Opportunity for AI in upskilling 

Perhaps the most obvious opportunity for incorporating AI and LLMs in human capital management exists in talent and learning systems. This is partially a function of the growing skills gaps that organisations face across numerous industries today. It is also due to the malleability of people as an asset that can transform, evolve, and ultimately become more valuable.

In a recent survey of full-time US office workers, Jefferies research found that 82% of people would be motivated to improve their skill sets if they feared automation could replace their current role.

While we continue to advocate for firms to monitor and consider the effectiveness of dollars and time spent on training, the opportunity to use training to repurpose workers where tasks can be fulfilled by AI – and to use AI to augment training experiences – is tantalising.

As evidenced in PwC’s Global Workforce Hopes and Fears Survey 2023, just over half of workers are excited about the benefits AI can bring to them, largely via new skills and opportunities, while only a third are more negatively inclined.

AI uses in workforce strategy and analytics  

The pressure on organisations to be more agile and do more with fewer resources has been profound in recent years. Strategic workforce planning is central to this with its focus on capability, competitiveness, and delivery.

Applying LLMs in this arena could elevate the dexterity of HR departments, support talent functions with skills development, and increase the sustainability (and thus value) of a company’s human capital through time.

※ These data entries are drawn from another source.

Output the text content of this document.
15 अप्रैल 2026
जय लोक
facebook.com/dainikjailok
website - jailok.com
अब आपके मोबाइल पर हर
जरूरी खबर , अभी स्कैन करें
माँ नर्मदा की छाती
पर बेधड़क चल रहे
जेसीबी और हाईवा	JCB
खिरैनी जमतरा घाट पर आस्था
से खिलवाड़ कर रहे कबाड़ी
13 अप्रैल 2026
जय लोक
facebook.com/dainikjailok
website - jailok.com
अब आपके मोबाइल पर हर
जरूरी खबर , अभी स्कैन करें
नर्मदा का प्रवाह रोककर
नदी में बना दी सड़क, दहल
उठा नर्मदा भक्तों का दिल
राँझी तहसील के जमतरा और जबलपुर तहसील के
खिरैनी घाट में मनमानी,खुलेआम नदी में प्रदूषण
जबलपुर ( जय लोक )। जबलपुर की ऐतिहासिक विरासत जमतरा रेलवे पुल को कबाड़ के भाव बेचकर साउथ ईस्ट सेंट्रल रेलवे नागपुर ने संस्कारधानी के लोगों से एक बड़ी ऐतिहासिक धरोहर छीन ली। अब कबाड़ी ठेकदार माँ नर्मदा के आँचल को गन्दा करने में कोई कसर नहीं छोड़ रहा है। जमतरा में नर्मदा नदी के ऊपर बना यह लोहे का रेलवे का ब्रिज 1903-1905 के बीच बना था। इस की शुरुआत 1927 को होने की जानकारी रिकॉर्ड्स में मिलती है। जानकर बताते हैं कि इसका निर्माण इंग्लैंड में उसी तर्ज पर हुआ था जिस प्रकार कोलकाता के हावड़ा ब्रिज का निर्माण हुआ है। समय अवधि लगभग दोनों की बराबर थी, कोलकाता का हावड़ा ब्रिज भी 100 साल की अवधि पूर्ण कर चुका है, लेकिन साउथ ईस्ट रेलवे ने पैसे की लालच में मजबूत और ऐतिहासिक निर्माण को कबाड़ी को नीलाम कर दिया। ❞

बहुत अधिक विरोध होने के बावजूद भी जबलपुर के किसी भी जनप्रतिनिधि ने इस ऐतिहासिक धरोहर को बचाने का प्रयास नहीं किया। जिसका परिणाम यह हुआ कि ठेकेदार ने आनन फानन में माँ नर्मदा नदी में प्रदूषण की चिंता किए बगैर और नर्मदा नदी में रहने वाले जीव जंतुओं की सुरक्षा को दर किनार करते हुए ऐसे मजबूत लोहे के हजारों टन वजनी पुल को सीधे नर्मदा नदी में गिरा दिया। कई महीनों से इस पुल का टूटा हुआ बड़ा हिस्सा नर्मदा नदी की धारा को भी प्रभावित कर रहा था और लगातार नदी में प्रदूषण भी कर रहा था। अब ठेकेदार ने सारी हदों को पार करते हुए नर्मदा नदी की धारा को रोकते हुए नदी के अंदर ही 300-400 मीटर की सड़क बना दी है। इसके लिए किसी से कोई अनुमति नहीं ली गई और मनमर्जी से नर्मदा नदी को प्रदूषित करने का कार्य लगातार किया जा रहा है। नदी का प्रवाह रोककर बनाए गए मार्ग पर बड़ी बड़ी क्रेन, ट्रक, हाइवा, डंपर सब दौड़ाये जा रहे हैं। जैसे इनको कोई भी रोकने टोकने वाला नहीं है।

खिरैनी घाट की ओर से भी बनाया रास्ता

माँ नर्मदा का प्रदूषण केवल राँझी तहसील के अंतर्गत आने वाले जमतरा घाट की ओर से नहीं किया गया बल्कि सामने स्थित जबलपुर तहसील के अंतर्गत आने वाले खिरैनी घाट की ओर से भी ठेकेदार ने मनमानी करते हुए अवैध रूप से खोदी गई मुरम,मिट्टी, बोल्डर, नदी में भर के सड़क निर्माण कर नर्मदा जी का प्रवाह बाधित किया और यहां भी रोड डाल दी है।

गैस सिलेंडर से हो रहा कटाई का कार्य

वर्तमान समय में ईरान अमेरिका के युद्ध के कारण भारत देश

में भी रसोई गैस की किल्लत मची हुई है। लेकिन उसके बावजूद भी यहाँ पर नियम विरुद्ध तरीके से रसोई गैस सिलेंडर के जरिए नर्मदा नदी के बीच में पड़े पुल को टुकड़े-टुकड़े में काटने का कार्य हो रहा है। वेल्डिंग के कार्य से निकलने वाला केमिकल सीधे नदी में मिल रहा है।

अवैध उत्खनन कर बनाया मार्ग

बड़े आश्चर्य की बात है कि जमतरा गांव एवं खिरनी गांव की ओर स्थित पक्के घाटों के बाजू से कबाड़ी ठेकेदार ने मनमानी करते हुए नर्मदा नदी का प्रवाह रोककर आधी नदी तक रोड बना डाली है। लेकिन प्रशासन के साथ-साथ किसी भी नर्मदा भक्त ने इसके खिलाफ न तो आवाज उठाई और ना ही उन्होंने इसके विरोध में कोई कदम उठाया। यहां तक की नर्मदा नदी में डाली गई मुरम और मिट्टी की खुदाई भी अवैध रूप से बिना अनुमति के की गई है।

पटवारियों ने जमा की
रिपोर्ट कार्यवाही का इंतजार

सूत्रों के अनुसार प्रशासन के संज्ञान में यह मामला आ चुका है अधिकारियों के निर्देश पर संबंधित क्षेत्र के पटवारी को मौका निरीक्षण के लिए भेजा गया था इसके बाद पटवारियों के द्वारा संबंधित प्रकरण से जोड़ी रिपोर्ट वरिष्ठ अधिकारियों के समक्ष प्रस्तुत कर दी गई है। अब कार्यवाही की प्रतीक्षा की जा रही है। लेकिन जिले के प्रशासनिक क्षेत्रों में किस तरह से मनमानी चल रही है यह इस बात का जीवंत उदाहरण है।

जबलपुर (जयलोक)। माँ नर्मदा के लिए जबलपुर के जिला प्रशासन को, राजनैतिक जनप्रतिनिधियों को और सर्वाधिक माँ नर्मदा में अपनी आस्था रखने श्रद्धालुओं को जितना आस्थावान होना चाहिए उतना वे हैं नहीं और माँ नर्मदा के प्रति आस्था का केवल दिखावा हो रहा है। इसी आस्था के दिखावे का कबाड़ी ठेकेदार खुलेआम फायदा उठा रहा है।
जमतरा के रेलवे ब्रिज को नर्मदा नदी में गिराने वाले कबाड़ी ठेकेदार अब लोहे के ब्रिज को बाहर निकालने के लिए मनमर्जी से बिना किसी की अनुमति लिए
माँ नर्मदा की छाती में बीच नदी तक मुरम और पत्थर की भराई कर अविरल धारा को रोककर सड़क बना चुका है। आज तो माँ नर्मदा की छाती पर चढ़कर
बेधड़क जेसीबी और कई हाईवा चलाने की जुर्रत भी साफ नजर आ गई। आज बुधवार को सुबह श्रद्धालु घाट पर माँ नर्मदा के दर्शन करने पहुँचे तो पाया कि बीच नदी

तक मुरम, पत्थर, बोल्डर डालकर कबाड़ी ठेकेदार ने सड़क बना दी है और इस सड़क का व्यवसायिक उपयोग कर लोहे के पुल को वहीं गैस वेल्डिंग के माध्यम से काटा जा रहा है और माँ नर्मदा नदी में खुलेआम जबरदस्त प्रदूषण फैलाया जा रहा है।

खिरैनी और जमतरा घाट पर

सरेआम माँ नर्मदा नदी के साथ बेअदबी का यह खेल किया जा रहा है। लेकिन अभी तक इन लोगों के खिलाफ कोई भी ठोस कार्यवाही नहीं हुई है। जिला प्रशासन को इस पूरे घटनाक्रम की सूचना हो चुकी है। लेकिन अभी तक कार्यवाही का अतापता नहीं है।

In terms of analytics, every head of HR wants better data about their workforce. This could be part of employee listening – reading and summarising reviews and freeform answers to surveys to identify the mood of the workforce or burnout. Or it could relate to models used to assess high potential and performance.

What can investors ask management about AI and human capital management?   

As uses of AI evolve, so will the questions we ask. However, the below captures some of the questions that seem currently most pertinent.

  • What is your view of the most important benefits and risks to your business and workers from the continued development of AI?
  • What steps have you taken, and what steps do you plan to take, to integrate AI capabilities within your business?
  • Do you expect to allocate significant amounts of financial or human capital to AI, or to make significant changes in personnel as a result of AI?
  • Are you working to use AI to better match skills and talent to opportunities, to identify skills gaps in your strategy or to improve workforce planning and your agility?
  • How do you ensure that AI is not introducing biases into your processes?
  • How are employees being trained to work effectively with AI tools and technologies in talent management?
  • Is AI being used to support career development and internal mobility?